Le figure con le quali ti interfacci hanno mutato il loro approccio?

Abbiamo riscontrato diverse problematiche commerciali con molteplici fornitori, che hanno cominciato a vendere direttamente ad un pubblico privato, bypassando tutto e tutti: si tratta delle stesse aziende che, per una questione di etica professionale, sono state successivamente rimosse dal nostro catalogo. Salvaguardare la piramide commerciale, infatti, ritengo debba essere alla base di una serietà professionale che duri nel tempo.

E a livello di prodotto, quali sono state le tipologie di vini che hanno risentito gli effetti del lockdown e quali, all’opposto, ne hanno beneficiato?
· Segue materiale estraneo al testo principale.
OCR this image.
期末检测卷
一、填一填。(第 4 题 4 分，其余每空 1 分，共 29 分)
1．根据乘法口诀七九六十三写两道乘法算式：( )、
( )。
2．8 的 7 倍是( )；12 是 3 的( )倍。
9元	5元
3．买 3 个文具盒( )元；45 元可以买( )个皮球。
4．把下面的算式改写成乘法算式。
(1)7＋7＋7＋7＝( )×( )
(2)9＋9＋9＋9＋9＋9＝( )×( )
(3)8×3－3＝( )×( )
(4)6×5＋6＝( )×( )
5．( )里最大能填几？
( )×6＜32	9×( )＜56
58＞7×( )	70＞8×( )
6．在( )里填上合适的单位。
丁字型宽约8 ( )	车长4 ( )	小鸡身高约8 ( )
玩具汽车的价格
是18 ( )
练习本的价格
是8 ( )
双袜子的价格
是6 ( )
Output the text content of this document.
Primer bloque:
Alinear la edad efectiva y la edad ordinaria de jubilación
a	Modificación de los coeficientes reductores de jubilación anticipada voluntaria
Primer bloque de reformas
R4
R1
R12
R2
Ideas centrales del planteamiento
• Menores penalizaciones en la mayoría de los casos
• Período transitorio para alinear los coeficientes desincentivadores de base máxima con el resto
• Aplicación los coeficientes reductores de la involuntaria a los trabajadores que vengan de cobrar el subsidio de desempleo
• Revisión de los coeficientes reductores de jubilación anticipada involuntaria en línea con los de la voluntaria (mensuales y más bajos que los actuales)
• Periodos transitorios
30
Abbiamo fatto qualche nuovo inserimento in Piemonte e Toscana. Altri ancora in Campania, nostra regione di appartenenza e con cui cerchiamo sempre più di arricchire il catalogo, così da divenire veicolo di comunicazione e sponsorizzazione del prodotto e del territorio. In ogni caso, abbiamo riscontrato, senza alcuna previsione e nonostante la crisi, una forte richiesta nel mercato dei vini piemontesi.

"Abbiamo alzato il tiro con l’offerta di Narbit, inserendo cinque aziende estere proprio nei mesi del lockdown" (Gianluca Lo Sapio)
“Abbiamo alzato il tiro con l’offerta di Narbit, inserendo cinque aziende estere proprio nei mesi del lockdown” (Gianluca Lo Sapio)
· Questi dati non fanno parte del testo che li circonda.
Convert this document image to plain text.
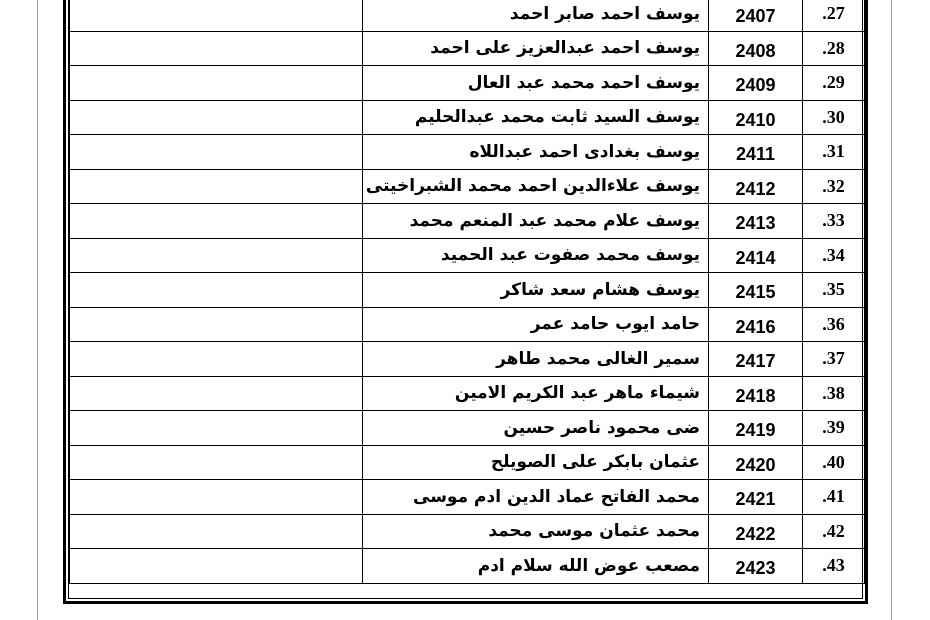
	يوسف احمد صابر احمد	2407	.27
	يوسف احمد عبدالعزيز على احمد	2408	.28
	يوسف احمد محمد عبد العال	2409	.29
	يوسف السيد ثابت محمد عبدالحليم	2410	.30
	يوسف بغدادى احمد عبداللاه	2411	.31
	يوسف علاءالدين احمد محمد الشبراخيتى	2412	.32
	يوسف علام محمد عبد المنعم محمد	2413	.33
	يوسف محمد صفوت عبد الحميد	2414	.34
	يوسف هشام سعد شاكر	2415	.35
	حامد ايوب حامد عمر	2416	.36
	سمير الغالى محمد طاهر	2417	.37
	شيماء ماهر عبد الكريم الامين	2418	.38
	ضى محمود ناصر حسين	2419	.39
	عثمان بابكر على الصويلح	2420	.40
	محمد الفاتح عماد الدين ادم موسى	2421	.41
	محمد عثمان موسى محمد	2422	.42
	مصعب عوض الله سلام ادم	2423	.43
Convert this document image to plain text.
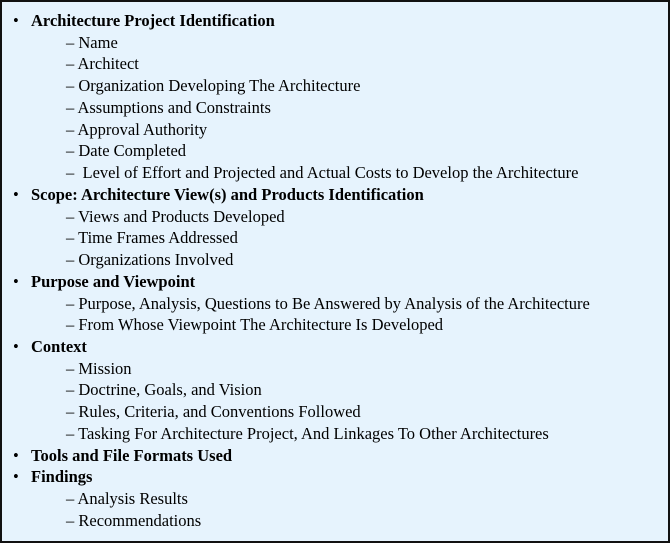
• Architecture Project Identification
– Name
– Architect
– Organization Developing The Architecture
– Assumptions and Constraints
– Approval Authority
– Date Completed
–  Level of Effort and Projected and Actual Costs to Develop the Architecture
• Scope: Architecture View(s) and Products Identification
– Views and Products Developed
– Time Frames Addressed
– Organizations Involved
• Purpose and Viewpoint
– Purpose, Analysis, Questions to Be Answered by Analysis of the Architecture
– From Whose Viewpoint The Architecture Is Developed
• Context
– Mission
– Doctrine, Goals, and Vision
– Rules, Criteria, and Conventions Followed
– Tasking For Architecture Project, And Linkages To Other Architectures
• Tools and File Formats Used
• Findings
– Analysis Results
– Recommendations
Nel ruolo del distributore, più in generale, cosa è cambiato?

In realtà non tantissimo, ma abbiamo dato certamente vita a nuovi sistemi di vendita. Di fatto, sta nascendo un e-commerce diverso da tutti gli altri, con una proposta destinata ai privati con prodotti che non verranno mai offerti ad enoteche o ristoranti. Uno shop online accompagnato da un’associazione per spingere le persone e gli amanti del buon bere a conoscere una visione diversa di vino. Abbiamo cercato, con sacrificio, di creare un nuovo modello di vendita promozionale così da cambiare i trend, alzando il numero delle enoteche a discapito della ristorazione, completamente piatta negli ultimi mesi post prima ondata Covid-19.

Quali idee hai per il futuro: credi che cambierà la tua figura professionale?

Credo che la mia prerogativa aziendale sia fidelizzare la clientela, dando la possibilità di scegliere una selezione attenta, molto focalizzata sul Piemonte e Campania, con ambizioni italiane di vendita al Sud Italia. Inoltre, entrare nelle migliori città italiane con un’attenta selezione estera caratterizzata da micro-realtà europee, per un numero limitato di clienti che seguono un filone di beva pulita, sia biodinamica o naturale. Pandemia o no, la mia figura dovrà sempre cambiare: il mondo del vino, infatti, va così veloce che, se si resta fermi, si rischia di diventare presto inefficaci.